Ah, the new masculinity can be found in prisons and mental hospitals. I can hardly way to see the dawning of that New Age (come to think of it, I can wait a long time for this bizarre Nietzschean world view to come to pass).

Angry Harry simply reinforces the general view that some in the men’s movement are prone to misogyny. Remark is angry that Sacks and others have criticized elements of the men’s movement for criticizing women in general. But, according to Angry Harry, that’s entirely appropriate,

Well, AH has to say that he thinks that women should be attacked in general!
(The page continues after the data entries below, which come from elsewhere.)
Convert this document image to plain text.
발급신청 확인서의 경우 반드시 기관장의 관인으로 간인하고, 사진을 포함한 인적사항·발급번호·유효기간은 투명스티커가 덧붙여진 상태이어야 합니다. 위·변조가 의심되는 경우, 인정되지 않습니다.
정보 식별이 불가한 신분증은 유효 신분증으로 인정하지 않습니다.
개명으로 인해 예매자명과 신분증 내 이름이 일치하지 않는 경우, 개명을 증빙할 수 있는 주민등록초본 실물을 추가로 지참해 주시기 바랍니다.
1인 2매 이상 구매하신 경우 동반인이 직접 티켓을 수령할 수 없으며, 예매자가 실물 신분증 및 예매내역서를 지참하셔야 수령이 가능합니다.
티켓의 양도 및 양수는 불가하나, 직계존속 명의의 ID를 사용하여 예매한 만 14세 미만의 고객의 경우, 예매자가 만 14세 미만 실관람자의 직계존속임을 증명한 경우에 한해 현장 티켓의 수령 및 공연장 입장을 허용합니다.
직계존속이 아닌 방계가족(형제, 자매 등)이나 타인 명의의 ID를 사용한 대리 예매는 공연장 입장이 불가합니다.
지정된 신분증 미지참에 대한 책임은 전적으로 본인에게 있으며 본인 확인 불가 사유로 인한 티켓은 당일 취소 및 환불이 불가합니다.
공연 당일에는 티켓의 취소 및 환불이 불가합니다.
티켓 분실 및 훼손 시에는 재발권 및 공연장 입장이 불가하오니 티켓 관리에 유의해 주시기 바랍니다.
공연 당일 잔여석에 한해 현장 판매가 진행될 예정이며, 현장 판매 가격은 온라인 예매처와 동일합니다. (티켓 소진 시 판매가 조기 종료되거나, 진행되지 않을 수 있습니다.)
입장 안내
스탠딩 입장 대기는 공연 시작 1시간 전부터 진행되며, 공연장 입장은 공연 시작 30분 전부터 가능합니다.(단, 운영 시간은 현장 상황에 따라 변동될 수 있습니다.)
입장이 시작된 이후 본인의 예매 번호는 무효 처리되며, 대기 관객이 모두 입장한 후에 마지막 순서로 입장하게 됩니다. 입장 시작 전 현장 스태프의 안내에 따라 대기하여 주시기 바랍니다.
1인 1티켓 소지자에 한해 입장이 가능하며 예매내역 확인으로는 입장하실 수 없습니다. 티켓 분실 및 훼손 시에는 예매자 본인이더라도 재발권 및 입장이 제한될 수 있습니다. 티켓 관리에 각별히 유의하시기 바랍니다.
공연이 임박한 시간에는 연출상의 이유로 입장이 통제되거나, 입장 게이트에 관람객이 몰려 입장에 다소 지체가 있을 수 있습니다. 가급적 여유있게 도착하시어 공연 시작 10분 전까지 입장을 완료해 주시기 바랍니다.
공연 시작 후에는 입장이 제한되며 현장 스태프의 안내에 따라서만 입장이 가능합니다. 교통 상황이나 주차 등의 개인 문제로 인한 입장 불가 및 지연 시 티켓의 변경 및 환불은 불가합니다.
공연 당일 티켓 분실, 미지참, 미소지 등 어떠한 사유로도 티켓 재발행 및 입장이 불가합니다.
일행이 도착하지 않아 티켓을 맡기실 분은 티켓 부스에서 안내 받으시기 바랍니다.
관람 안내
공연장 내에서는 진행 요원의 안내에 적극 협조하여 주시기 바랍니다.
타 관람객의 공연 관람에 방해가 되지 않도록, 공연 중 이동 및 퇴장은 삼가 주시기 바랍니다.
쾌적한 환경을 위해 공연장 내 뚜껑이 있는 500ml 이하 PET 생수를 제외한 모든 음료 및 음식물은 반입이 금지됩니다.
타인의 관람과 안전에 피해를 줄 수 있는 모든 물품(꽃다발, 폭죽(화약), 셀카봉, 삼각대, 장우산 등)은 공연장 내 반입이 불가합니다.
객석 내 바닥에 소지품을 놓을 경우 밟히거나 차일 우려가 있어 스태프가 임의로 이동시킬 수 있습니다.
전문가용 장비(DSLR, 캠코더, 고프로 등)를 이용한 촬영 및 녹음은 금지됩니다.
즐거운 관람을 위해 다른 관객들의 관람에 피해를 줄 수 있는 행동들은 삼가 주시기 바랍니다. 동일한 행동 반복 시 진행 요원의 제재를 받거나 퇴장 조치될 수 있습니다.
After all, women, in general, have done very little to stem the tide of misandry. They have simply remained silent, and watched how the people they so often claim to love — men and boys — are being cheated, hoodwinked, demonised, discriminated against and treated as humans unworthy of consideration or proper justice.

Indeed, women, in general, continue to behave very selfishly, and they continue to take unfair advantage of today’s discriminatory systems, and AH fully supports any legitimate method which attempt to expose this.

Ah yes, that supreme favorite of radical feminists everywhere, the notion of collective guilt. For radical feminists, the average man is just as guilty — even if just by omission — as the hardened rapist, so for Angry Harry, the woman who just works 9 to 5 and tries to do the best for her family is just as guilty of promoting misandry as is any radical feminist.

What Angry Harry and Remark are arguing for is simply that the men’s movement and anti-feminism in general should be nothing more than a twisted mirror image of the radical feminism movement itself. To that I say thanks, but no thanks.

Source:

The Boys in the Back Room: Divvying up the Masculist Kingdom. Ray Remark, AngryHarry.Com, April 14, 2002.